Release Details

LABEL Candlelight
RELEASED ON 8/25/2009
GENRES Death,Metalcore




Viatrophy

Self Titled

6
posted on 11/2009   By: Jeremy Witt

England's Viatrophy ply a modern death metal trade, furious and ultimately not resonant. Hints of melody emerge amidst their frantic tech-y riffage, adding a Black Dahlia Murder/The Absence feel to their generic-but-bruising The Eyes Of A Traitor-like technical deathcore approach. As well as Viatrophy can play, they lack the ability to write a truly killer song—nothing on hand is memorable, masterful or anything more than middle-of-the-pack.

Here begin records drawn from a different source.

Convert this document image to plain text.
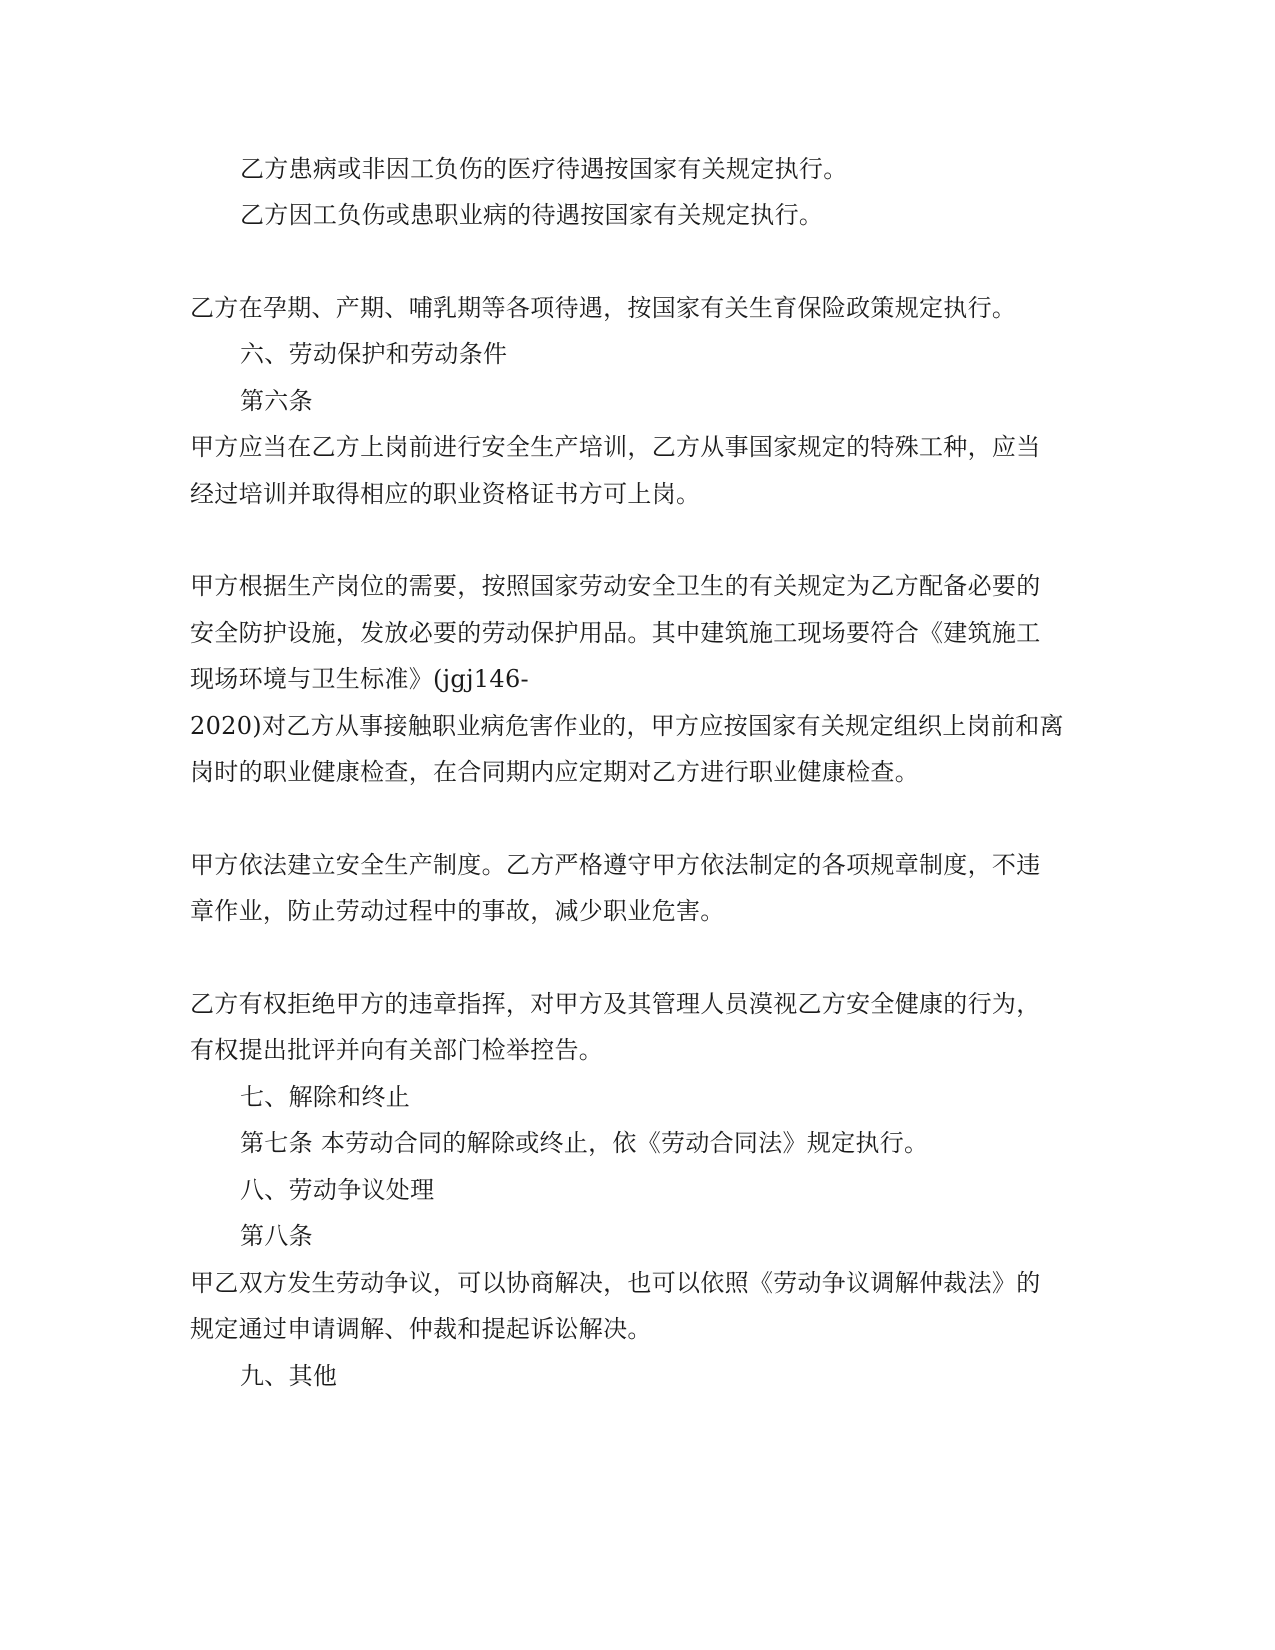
乙方患病或非因工负伤的医疗待遇按国家有关规定执行。
乙方因工负伤或患职业病的待遇按国家有关规定执行。
乙方在孕期、产期、哺乳期等各项待遇，按国家有关生育保险政策规定执行。
六、劳动保护和劳动条件
第六条
甲方应当在乙方上岗前进行安全生产培训，乙方从事国家规定的特殊工种，应当
经过培训并取得相应的职业资格证书方可上岗。
甲方根据生产岗位的需要，按照国家劳动安全卫生的有关规定为乙方配备必要的
安全防护设施，发放必要的劳动保护用品。其中建筑施工现场要符合《建筑施工
现场环境与卫生标准》(jgj146-
2020)对乙方从事接触职业病危害作业的，甲方应按国家有关规定组织上岗前和离
岗时的职业健康检查，在合同期内应定期对乙方进行职业健康检查。
甲方依法建立安全生产制度。乙方严格遵守甲方依法制定的各项规章制度，不违
章作业，防止劳动过程中的事故，减少职业危害。
乙方有权拒绝甲方的违章指挥，对甲方及其管理人员漠视乙方安全健康的行为，
有权提出批评并向有关部门检举控告。
七、解除和终止
第七条 本劳动合同的解除或终止，依《劳动合同法》规定执行。
八、劳动争议处理
第八条
甲乙双方发生劳动争议，可以协商解决，也可以依照《劳动争议调解仲裁法》的
规定通过申请调解、仲裁和提起诉讼解决。
九、其他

Opening with "Lux E Tenebris," a mournful and symphonic instrumental introduction, Viatrophy begins proper with the chugging "Mistress Of Misery," which exhibits all the solid but unfortunately second-hand traits of the entire record. Tight-but-interchangeable rhythmic riffs sit beneath frantic lead work and Adam Mayes’ dueling vocals (high rasp and low growl, a la Trevor Strnad). "Seas Of Storms" digresses into a clean-guitar-driven dreamy bit before a semi-epic melodic section, and with both of those, that spacey moment and then that brief flirtation with straight melodeath, all of Viatrophy’s cards are on the table. Stylistically if not exactly, some sections repeat here and there, with varying degrees of success but never quite stepping out from the shadows to grab the listener and not let go. On the positive side, both "The Ethereal Darkness" and "Futile Prayers" feature some destructive riffage before each, like all their peers, falls into interchangeable single-note chugging and/or generic modern-death leanings. But those moments are far too few to salvage the record from the land of "listen once and forget."

Fans of the modern death metal purveyed by all the bands I mentioned in the first paragraph will likely find this listenable, perhaps even enjoyable at times, but all told, what’s on hand has been done before and better. Myself, I find this neither particularly interesting nor inexcusable, and regardless of those, it is decidedly inessential.